O produto de uma criação ficou na página que se encheu com o recorte dos dias de um ser de tempo (como é cada homem) no tempo escoado tristemente em momentos de debilidade, na queda de um frágil corpo palmilhando a vida (p.11). É um tempo real que se enche de um tempo psicológico que arrasta muitos fragmentos do tempo já vivido, evocadores do passado que, antes de ser passado, foi presente de fogo pelas cores acesas de um tesouro perdido, visualizado quase fóssil  (p.9) devido à perda irremediável num pouco a pouco (p.12), inscrevendo o tempo que já foi um cântico de júbilo (p.27), acompanhante da vinda do sol, na altura de vivência exuberante, a que o presente desanimado empresta brilho de paraíso perdido. Como diz em Prosas Avulsas do Interregno («Algumas Asserções com Dúvidas», p.143): «Num tronco meio queimado se descobrem, por vezes e correndo, fluidos de seiva e, mais em baixo, a certeza de uma raiz, de múltiplos segmentos, que continua a prendê-lo à terra».
Vêm as árvores, as flores, as estações com relevo para a explosão da Primavera, o amor, a música, elementos sempre reiterados na obra de António Salvado, elementos que se engastam nestes sonetos em que freme o passado, oposto ao presente. Nas Prosas, que constituem a segunda parte do livro, diz num errante desafogo (p.141, «Na Ausência de um Diário Alguns Errantes Desafogos»): «Um sono, ainda que leve, que me traga mudamente o olor agradável e cicioso das rosas, mesmo que efémero, do passado».  É esse passado que ainda se torna o esteio da capacidade de sonhar, porque houve sonhos (p.13), que apenas soçobram na hesitante palavra (p.46) – a Vida estremece então ao lado da página que se enche de criação poética, numa indivisibilidade vida/escrita.
A Noite é companheira da página, traz a insónia e a lembrança, transforma-se na carícia das estrelas a fulgirem (p.24), é designada de seiva de conforto (p.24) e polariza também o tempo da criação, ou não fosse a noite ligada a um tempo de germinações e a um desabrochamento para o dia, a vida continuada, a luz. «Na caverna do tempo» é soneto (p.63) que reforça o elo de trevas (como as da noite) e renascimento para o dia – e voltamos à gestação, recuperando a caverna como arquétipo do útero materno. Caverna e trevas agem como convulsão (cf. 1ª quadra) antes de um acto de criar. O poeta liga trevas a «erradas páginas sem tinta», «alvas», ainda sem nada escrito, numa antítese que reforça trevas/luz, o antes e o depois de criar. O último terceto instala uma interrogação: «para que destruir eu não consiga / os momentos d’ angústia e consumi-los / enquanto o preso tempo não zarpar?». Há um tempo preso, que é um fio que ainda prende à vida, e há um tempo preso antes de criar e criar tem a potencialidade de destruir os momentos de angústia e consumi-los, consumindo embora o próprio tempo. Funcionam por ordem inversa tempo e vida, registando-se no poema »Interregno sem marcas» (p.52): «Sem conserto, os ponteiros do relógio / remarcam, oscilando, horas e horas / e alongam-se encurtando a minha vida.»

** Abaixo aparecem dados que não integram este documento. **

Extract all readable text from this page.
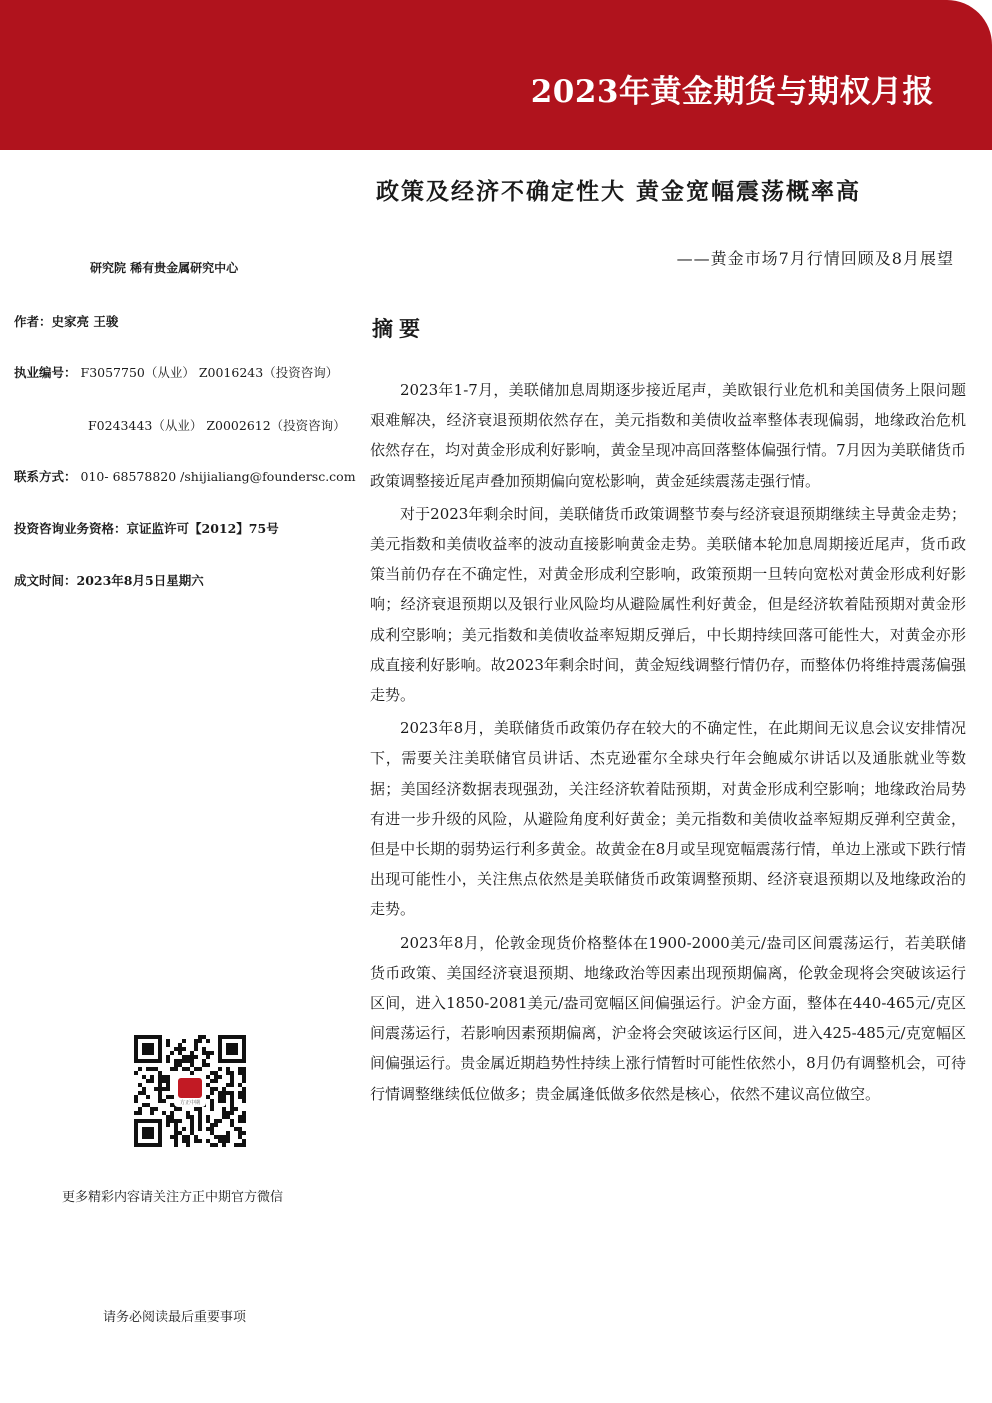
2023年黄金期货与期权月报
政策及经济不确定性大 黄金宽幅震荡概率高
——黄金市场7月行情回顾及8月展望
研究院 稀有贵金属研究中心
作者：史家亮 王骏
执业编号： F3057750（从业） Z0016243（投资咨询）
F0243443（从业） Z0002612（投资咨询）
联系方式： 010- 68578820 /shijialiang@foundersc.com
投资咨询业务资格：京证监许可【2012】75号
成文时间：2023年8月5日星期六
摘要

2023年1-7月，美联储加息周期逐步接近尾声，美欧银行业危机和美国债务上限问题艰难解决，经济衰退预期依然存在，美元指数和美债收益率整体表现偏弱，地缘政治危机依然存在，均对黄金形成利好影响，黄金呈现冲高回落整体偏强行情。7月因为美联储货币政策调整接近尾声叠加预期偏向宽松影响，黄金延续震荡走强行情。

对于2023年剩余时间，美联储货币政策调整节奏与经济衰退预期继续主导黄金走势；美元指数和美债收益率的波动直接影响黄金走势。美联储本轮加息周期接近尾声，货币政策当前仍存在不确定性，对黄金形成利空影响，政策预期一旦转向宽松对黄金形成利好影响；经济衰退预期以及银行业风险均从避险属性利好黄金，但是经济软着陆预期对黄金形成利空影响；美元指数和美债收益率短期反弹后，中长期持续回落可能性大，对黄金亦形成直接利好影响。故2023年剩余时间，黄金短线调整行情仍存，而整体仍将维持震荡偏强走势。

2023年8月，美联储货币政策仍存在较大的不确定性，在此期间无议息会议安排情况下，需要关注美联储官员讲话、杰克逊霍尔全球央行年会鲍威尔讲话以及通胀就业等数据；美国经济数据表现强劲，关注经济软着陆预期，对黄金形成利空影响；地缘政治局势有进一步升级的风险，从避险角度利好黄金；美元指数和美债收益率短期反弹利空黄金，但是中长期的弱势运行利多黄金。故黄金在8月或呈现宽幅震荡行情，单边上涨或下跌行情出现可能性小，关注焦点依然是美联储货币政策调整预期、经济衰退预期以及地缘政治的走势。

2023年8月，伦敦金现货价格整体在1900-2000美元/盎司区间震荡运行，若美联储货币政策、美国经济衰退预期、地缘政治等因素出现预期偏离，伦敦金现将会突破该运行区间，进入1850-2081美元/盎司宽幅区间偏强运行。沪金方面，整体在440-465元/克区间震荡运行，若影响因素预期偏离，沪金将会突破该运行区间，进入425-485元/克宽幅区间偏强运行。贵金属近期趋势性持续上涨行情暂时可能性依然小，8月仍有调整机会，可待行情调整继续低位做多；贵金属逢低做多依然是核心，依然不建议高位做空。

方正中期
更多精彩内容请关注方正中期官方微信
请务必阅读最后重要事项
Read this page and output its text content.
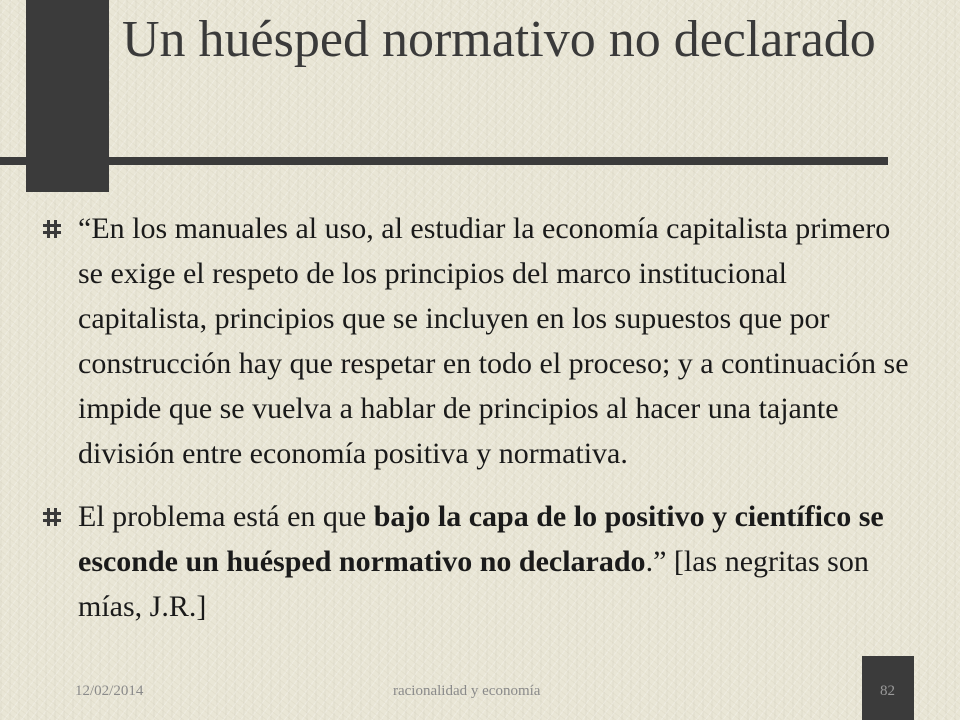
Un huésped normativo no declarado
“En los manuales al uso, al estudiar la economía capitalista primero se exige el respeto de los principios del marco institucional capitalista, principios que se incluyen en los supuestos que por construcción hay que respetar en todo el proceso; y a continuación se impide que se vuelva a hablar de principios al hacer una tajante división entre economía positiva y normativa.
El problema está en que bajo la capa de lo positivo y científico se esconde un huésped normativo no declarado.” [las negritas son mías, J.R.]
12/02/2014	racionalidad y economía	82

Neste presente, a que chamei anteriormente desanimado, torna-se consolo a criação poética, a noite que vai abrir para a luz, a invocação do divino (Deus, Nossa Senhora) num pedido de consolo, o passado que se afigura luminoso. Na escrita reside o outro, quando se faz um legado numa dimensão de partilha fraterna: «Desprendidos de mim, ide, meus versos» (último soneto, p. 114).
É com prazer que deixamos vir estes versos até nós.